Rue Célina Marc

Construite dans les années 1850, elle prolonge le Pont-Neuf en direction de la route de Ferrières.

Rue

 

Tracée au milieu des prés, cette rue moderne, rapidement bordée de maisons bourgeoises, de commerces et de "beaux hôtels", cafés  et relais de diligence, tels RAYSSIGUIER, BIAU, VERDEIL va supplanter peu à peu la rue Vieille. Les premières constructions s'érigent d'abord sur le côté pair ( côte du Mas), puis ce sera l'autre côté, bâti plus lentement, puisqu'en 1860, Louis Ramade achète à la dame Gentille Bruniquel, une portion de pré pour y bâtir sa maison, au 9 de la rue.  L'ensemble de maisons qui bordent " la nouvelle  grande route de Castres à Vabre" sera terminée vers 1870, et prendra le nom de Grand'rue.

Grandrue
Hôtel
1/2
Hôtel Corbière

Célina Marc

La Dame aux oiseaux

célinamarc

 

Elle est née le 9 novembre 1839, dans une famille protestante, non loin de Vabre, à la Virballe, berceau de sa famille et gardera toujours de l'affection pour la maison de ses grands parents, dont elle déplorera plus tard, dans un poème, l'abandon et le délabrement. A la mort de ses parents elle s'installera, à Vabre, au 16 de la Grand-rue qui porte son nom depuis le 24 mai 1964. Célibataire, vivant de rentes de famille, elle passera sa vie, au milieu des fleurs et des oiseaux qu'elle affectionnait, nourrissait, soignait, célébrait dans de nombreux poèmes. " Je chante les fleurs, les oiseaux, mon pays et mon  Dieu " écrit-elle. Nous ne savons rien de son enfance, mais il est facile de l'imaginer en " "parfaite  petite fille modèle" portant crinoline, avec les petits pantalons brodés dépassant de sa jupe, une capeline en paille d'Italie bien enfoncée sur ses cheveux bouclés à l'anglaise. Nous ne savons pas non plus à quel âge elle a commencé à traduire ses émotions et ses pensées en poèmes et quels ont été ses inspirateurs et ses maîtres. Mais elle a  certainement subi le prestige d'une poétesse castraise, très appréciée en ces premières années du 19ème siècle, Mme Balard, maîtresse des Jeux Floraux de Toulouse, dont les vers purs et nobles devaient être appréciés par une jeune fille idéaliste comme l'était Célina. Elle fut aussi une lectrice assidue des poètes du temps, Musset, Lamartine, Victor Hugo qu'elle évoque à maintes reprises dans ses recueils. Fut-elle amoureuse, fut-elle aimée ? Secrète et pudique elle laisse parfois transparaître ses émois dans des vers tendres et délicats :

Ah ! Ce qu'est le baiser… Nul ne peut le décrire !

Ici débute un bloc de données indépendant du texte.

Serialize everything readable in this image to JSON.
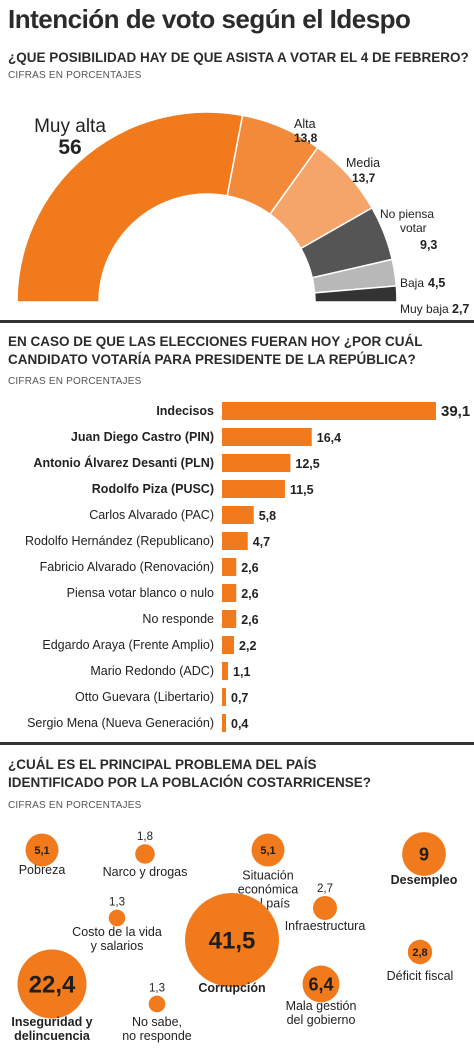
{
  "title": "Intención de voto según el Idespo",
  "colors": {
    "orange": "#f07a1c",
    "orange_mid": "#f28a3a",
    "orange_light": "#f6a56a",
    "gray_dark": "#555555",
    "gray_light": "#b8b8b8",
    "gray_darker": "#333333"
  },
  "section1": {
    "question": "¿QUE POSIBILIDAD HAY DE QUE ASISTA A VOTAR EL 4 DE FEBRERO?",
    "subtitle": "CIFRAS EN PORCENTAJES"
  },
  "section2": {
    "question_line1": "EN CASO DE QUE LAS ELECCIONES FUERAN HOY ¿POR CUÁL",
    "question_line2": "CANDIDATO VOTARÍA PARA PRESIDENTE DE LA REPÚBLICA?",
    "subtitle": "CIFRAS EN PORCENTAJES"
  },
  "section3": {
    "question_line1": "¿CUÁL ES EL PRINCIPAL PROBLEMA DEL PAÍS",
    "question_line2": "IDENTIFICADO POR LA POBLACIÓN COSTARRICENSE?",
    "subtitle": "CIFRAS EN PORCENTAJES"
  },
  "chart_data": [
    {
      "type": "pie",
      "variant": "half-donut",
      "categories": [
        "Muy alta",
        "Alta",
        "Media",
        "No piensa votar",
        "Baja",
        "Muy baja"
      ],
      "values": [
        56,
        13.8,
        13.7,
        9.3,
        4.5,
        2.7
      ],
      "value_labels": [
        "56",
        "13,8",
        "13,7",
        "9,3",
        "4,5",
        "2,7"
      ],
      "colors": [
        "#f07a1c",
        "#f28a3a",
        "#f6a56a",
        "#555555",
        "#b8b8b8",
        "#333333"
      ]
    },
    {
      "type": "bar",
      "orientation": "horizontal",
      "categories": [
        "Indecisos",
        "Juan Diego Castro (PIN)",
        "Antonio Álvarez Desanti (PLN)",
        "Rodolfo Piza (PUSC)",
        "Carlos Alvarado (PAC)",
        "Rodolfo Hernández (Republicano)",
        "Fabricio Alvarado (Renovación)",
        "Piensa votar blanco o nulo",
        "No responde",
        "Edgardo Araya (Frente Amplio)",
        "Mario Redondo (ADC)",
        "Otto Guevara (Libertario)",
        "Sergio Mena (Nueva Generación)"
      ],
      "values": [
        39.1,
        16.4,
        12.5,
        11.5,
        5.8,
        4.7,
        2.6,
        2.6,
        2.6,
        2.2,
        1.1,
        0.7,
        0.4
      ],
      "value_labels": [
        "39,1",
        "16,4",
        "12,5",
        "11,5",
        "5,8",
        "4,7",
        "2,6",
        "2,6",
        "2,6",
        "2,2",
        "1,1",
        "0,7",
        "0,4"
      ],
      "bold_categories": [
        "Indecisos",
        "Juan Diego Castro (PIN)",
        "Antonio Álvarez Desanti (PLN)",
        "Rodolfo Piza (PUSC)"
      ]
    },
    {
      "type": "scatter",
      "variant": "bubble",
      "categories": [
        "Pobreza",
        "Narco y drogas",
        "Situación económica del país",
        "Desempleo",
        "Costo de la vida y salarios",
        "Infraestructura",
        "Corrupción",
        "Déficit fiscal",
        "Inseguridad y delincuencia",
        "No sabe, no responde",
        "Mala gestión del gobierno"
      ],
      "values": [
        5.1,
        1.8,
        5.1,
        9,
        1.3,
        2.7,
        41.5,
        2.8,
        22.4,
        1.3,
        6.4
      ],
      "value_labels": [
        "5,1",
        "1,8",
        "5,1",
        "9",
        "1,3",
        "2,7",
        "41,5",
        "2,8",
        "22,4",
        "1,3",
        "6,4"
      ],
      "label_lines": [
        [
          "Pobreza"
        ],
        [
          "Narco y drogas"
        ],
        [
          "Situación",
          "económica",
          "del país"
        ],
        [
          "Desempleo"
        ],
        [
          "Costo de la vida",
          "y salarios"
        ],
        [
          "Infraestructura"
        ],
        [
          "Corrupción"
        ],
        [
          "Déficit fiscal"
        ],
        [
          "Inseguridad y",
          "delincuencia"
        ],
        [
          "No sabe,",
          "no responde"
        ],
        [
          "Mala gestión",
          "del gobierno"
        ]
      ],
      "bold_categories": [
        "Desempleo",
        "Corrupción",
        "Inseguridad y delincuencia"
      ]
    }
  ]
}
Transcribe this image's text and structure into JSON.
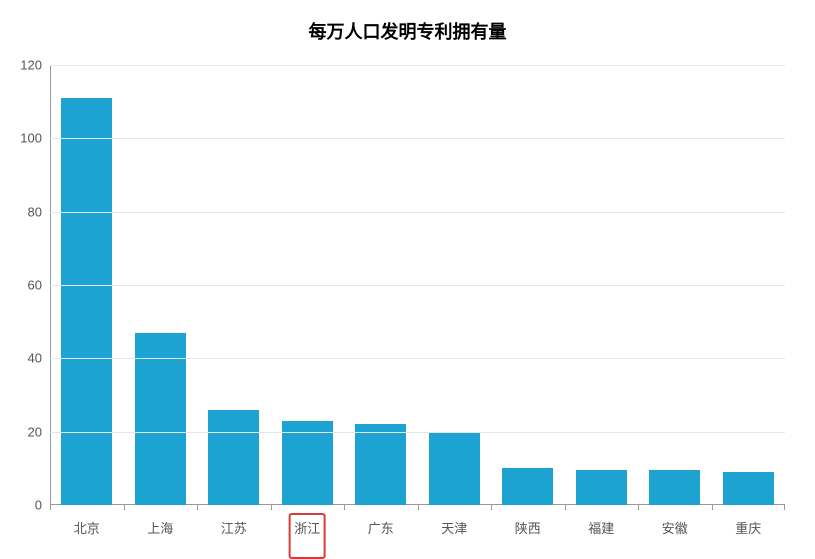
{
  "chart": {
    "type": "bar",
    "title": "每万人口发明专利拥有量",
    "title_fontsize": 18,
    "title_color": "#000000",
    "categories": [
      "北京",
      "上海",
      "江苏",
      "浙江",
      "广东",
      "天津",
      "陕西",
      "福建",
      "安徽",
      "重庆"
    ],
    "values": [
      111,
      47,
      26,
      23,
      22,
      20,
      10,
      9.5,
      9.5,
      9
    ],
    "bar_color": "#1ca3d2",
    "bar_width": 0.7,
    "background_color": "#ffffff",
    "grid_color": "#e6e6e6",
    "axis_line_color": "#999999",
    "ylim": [
      0,
      120
    ],
    "ytick_step": 20,
    "yticks": [
      0,
      20,
      40,
      60,
      80,
      100,
      120
    ],
    "label_fontsize": 13,
    "label_color": "#555555",
    "highlight_index": 3,
    "highlight_border_color": "#d93a3a"
  }
}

Qu'un sourire railleur ne le profane pas.

Ce que l'âme ressent… La main ne peut l'écrire,

Le cœur, dans un baiser, le murmure tout bas.

 

Mais hélas ! Cet amour inconnu ne lui apporte que des avanies et des larmes. Célina s'épanche dans une élégie  fortement teintée d'un romantisme en vogue :

 

Désespoir de la vie !... Ah ! le cœur est un maître,

Un tyran, que l'on cherche, en vain à terrasser !

Mais il a des secrets que Dieu seul doit connaître.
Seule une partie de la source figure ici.